Segundo especialistas, o avanço do petróleo favorece empresas produtoras da commodity, como a Petrobras. Por outro lado, a alta dos preços aumenta as preocupações com a inflação global, já que combustíveis e derivados do petróleo influenciam os custos de produção e transporte.
A saída de recursos estrangeiros também permanece no radar dos investidores. Até 18 de agosto, os estrangeiros haviam retirado quase R$ 21 bilhões da Bolsa.
Outro ponto acompanhado pelos investidores é a qualidade do crédito no setor bancário. Após os resultados do segundo trimestre, o mercado passou a observar sinais de aumento da inadimplência, em meio ao crescimento dos pedidos de recuperação judicial e aos efeitos dos juros elevados sobre as empresas.
Destaques do Ibovespa
Petrobras e Vale deram sustentação ao índice. A alta do petróleo justificou os ganhos de Petrobras, que subiu 2,64% (ON) e 2,81% (PN). Já Vale avançou +2,62%, mesmo com a queda de 1,19% do minério de ferro na China.
No setor bancário, a sessão foi predominantemente negativa.
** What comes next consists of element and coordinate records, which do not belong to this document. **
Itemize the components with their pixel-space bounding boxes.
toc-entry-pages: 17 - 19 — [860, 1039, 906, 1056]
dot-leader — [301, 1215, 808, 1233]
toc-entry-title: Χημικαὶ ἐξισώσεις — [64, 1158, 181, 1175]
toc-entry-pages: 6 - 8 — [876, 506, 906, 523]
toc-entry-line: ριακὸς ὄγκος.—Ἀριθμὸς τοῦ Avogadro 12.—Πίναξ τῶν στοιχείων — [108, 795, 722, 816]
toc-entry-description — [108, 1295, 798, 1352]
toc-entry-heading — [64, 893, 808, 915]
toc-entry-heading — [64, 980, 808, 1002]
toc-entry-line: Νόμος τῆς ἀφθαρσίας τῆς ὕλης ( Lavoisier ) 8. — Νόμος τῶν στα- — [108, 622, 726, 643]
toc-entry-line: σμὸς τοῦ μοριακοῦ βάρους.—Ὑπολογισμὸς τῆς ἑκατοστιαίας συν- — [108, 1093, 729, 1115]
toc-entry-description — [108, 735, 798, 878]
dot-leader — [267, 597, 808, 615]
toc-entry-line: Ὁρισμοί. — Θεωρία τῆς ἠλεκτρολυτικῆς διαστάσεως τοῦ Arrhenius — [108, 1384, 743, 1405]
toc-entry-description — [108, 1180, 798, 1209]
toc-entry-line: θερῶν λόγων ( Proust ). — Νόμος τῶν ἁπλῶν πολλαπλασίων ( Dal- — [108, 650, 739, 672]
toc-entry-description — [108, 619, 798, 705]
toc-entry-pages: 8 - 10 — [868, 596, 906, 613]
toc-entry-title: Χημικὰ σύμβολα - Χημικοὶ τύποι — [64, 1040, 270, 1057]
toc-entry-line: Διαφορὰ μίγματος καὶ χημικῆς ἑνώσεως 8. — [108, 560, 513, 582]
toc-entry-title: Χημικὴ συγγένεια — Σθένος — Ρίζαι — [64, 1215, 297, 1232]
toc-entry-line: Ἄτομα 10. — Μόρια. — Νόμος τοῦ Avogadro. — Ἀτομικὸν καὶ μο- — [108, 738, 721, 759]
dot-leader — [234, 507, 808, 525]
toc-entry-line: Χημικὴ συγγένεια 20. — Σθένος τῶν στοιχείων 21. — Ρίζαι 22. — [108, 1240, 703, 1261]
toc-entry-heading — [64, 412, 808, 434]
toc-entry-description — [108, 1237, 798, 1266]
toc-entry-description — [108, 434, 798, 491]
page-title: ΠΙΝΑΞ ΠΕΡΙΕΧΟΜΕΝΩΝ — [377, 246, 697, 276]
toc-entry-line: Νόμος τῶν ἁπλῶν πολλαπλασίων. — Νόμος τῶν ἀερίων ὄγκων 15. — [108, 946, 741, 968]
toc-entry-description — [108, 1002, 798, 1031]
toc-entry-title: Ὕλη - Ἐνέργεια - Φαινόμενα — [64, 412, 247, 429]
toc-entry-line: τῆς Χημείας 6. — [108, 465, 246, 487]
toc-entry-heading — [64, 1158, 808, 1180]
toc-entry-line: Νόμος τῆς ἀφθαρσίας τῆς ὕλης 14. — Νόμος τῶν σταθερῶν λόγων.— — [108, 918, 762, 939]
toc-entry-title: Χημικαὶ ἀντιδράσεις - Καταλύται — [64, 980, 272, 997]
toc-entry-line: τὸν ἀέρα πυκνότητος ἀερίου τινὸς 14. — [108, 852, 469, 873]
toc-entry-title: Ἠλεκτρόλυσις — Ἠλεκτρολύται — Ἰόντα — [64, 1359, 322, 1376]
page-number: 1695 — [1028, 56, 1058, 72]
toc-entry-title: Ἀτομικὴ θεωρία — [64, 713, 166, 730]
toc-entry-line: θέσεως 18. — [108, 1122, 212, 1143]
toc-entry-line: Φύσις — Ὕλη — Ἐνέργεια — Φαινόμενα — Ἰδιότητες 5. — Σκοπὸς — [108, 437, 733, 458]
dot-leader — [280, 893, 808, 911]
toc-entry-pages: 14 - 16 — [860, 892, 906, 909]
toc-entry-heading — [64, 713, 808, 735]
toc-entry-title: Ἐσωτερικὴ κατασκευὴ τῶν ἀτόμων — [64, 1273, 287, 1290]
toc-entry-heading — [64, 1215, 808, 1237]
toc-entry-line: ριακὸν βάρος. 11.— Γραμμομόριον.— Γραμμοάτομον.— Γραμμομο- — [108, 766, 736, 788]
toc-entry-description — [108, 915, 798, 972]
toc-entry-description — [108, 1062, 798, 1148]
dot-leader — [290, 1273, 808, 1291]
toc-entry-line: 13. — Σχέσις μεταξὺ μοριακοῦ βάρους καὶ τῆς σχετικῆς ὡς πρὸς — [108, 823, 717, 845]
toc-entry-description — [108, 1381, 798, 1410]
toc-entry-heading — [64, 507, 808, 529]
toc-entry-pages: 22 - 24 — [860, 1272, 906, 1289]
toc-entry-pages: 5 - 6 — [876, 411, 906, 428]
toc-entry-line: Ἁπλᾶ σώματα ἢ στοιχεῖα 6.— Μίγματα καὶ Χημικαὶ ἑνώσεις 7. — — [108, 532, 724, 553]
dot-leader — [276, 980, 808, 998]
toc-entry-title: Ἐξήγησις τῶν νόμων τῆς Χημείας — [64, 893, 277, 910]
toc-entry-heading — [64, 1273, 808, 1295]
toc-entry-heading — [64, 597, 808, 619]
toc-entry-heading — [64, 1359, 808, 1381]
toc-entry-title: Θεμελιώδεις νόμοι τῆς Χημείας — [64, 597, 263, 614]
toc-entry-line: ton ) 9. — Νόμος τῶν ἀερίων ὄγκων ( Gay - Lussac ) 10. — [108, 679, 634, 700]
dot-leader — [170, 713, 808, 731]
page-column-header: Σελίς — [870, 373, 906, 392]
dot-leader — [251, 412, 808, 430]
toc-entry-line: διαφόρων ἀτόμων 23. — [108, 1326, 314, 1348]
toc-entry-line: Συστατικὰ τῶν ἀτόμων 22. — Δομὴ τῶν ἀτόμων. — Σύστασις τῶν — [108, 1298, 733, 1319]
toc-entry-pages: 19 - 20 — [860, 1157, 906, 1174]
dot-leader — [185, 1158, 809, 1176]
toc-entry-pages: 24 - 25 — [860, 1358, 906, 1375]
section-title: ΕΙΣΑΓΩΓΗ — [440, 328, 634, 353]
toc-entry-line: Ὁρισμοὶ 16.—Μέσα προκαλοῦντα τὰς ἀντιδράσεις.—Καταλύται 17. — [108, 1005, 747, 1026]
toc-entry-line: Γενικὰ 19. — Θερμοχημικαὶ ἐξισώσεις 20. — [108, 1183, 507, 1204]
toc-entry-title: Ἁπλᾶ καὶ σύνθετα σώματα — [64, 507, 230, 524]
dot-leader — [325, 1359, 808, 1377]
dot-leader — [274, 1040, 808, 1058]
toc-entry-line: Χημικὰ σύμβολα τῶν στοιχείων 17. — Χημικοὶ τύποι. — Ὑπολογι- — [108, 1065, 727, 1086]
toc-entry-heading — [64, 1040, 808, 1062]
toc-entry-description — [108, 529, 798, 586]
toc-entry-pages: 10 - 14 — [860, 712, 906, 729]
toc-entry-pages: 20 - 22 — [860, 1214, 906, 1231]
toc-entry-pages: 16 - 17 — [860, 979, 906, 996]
Itaú caiu mais de 2%, enquanto Bradesco recuou 1,69%. O BTG Pactual também fechou em queda, de 1,29%. Na contramão, Santander subiu 0,94%.
Entre as maiores altas do pregão ficaram Minerva (+7%), Marcopolo (+6,46%) e SLC Agrícola (+5,72%). Já entre as quedas, estiveram Vamos (-8,49%), Hapvida (-7,16%) e Cury (-4,77%).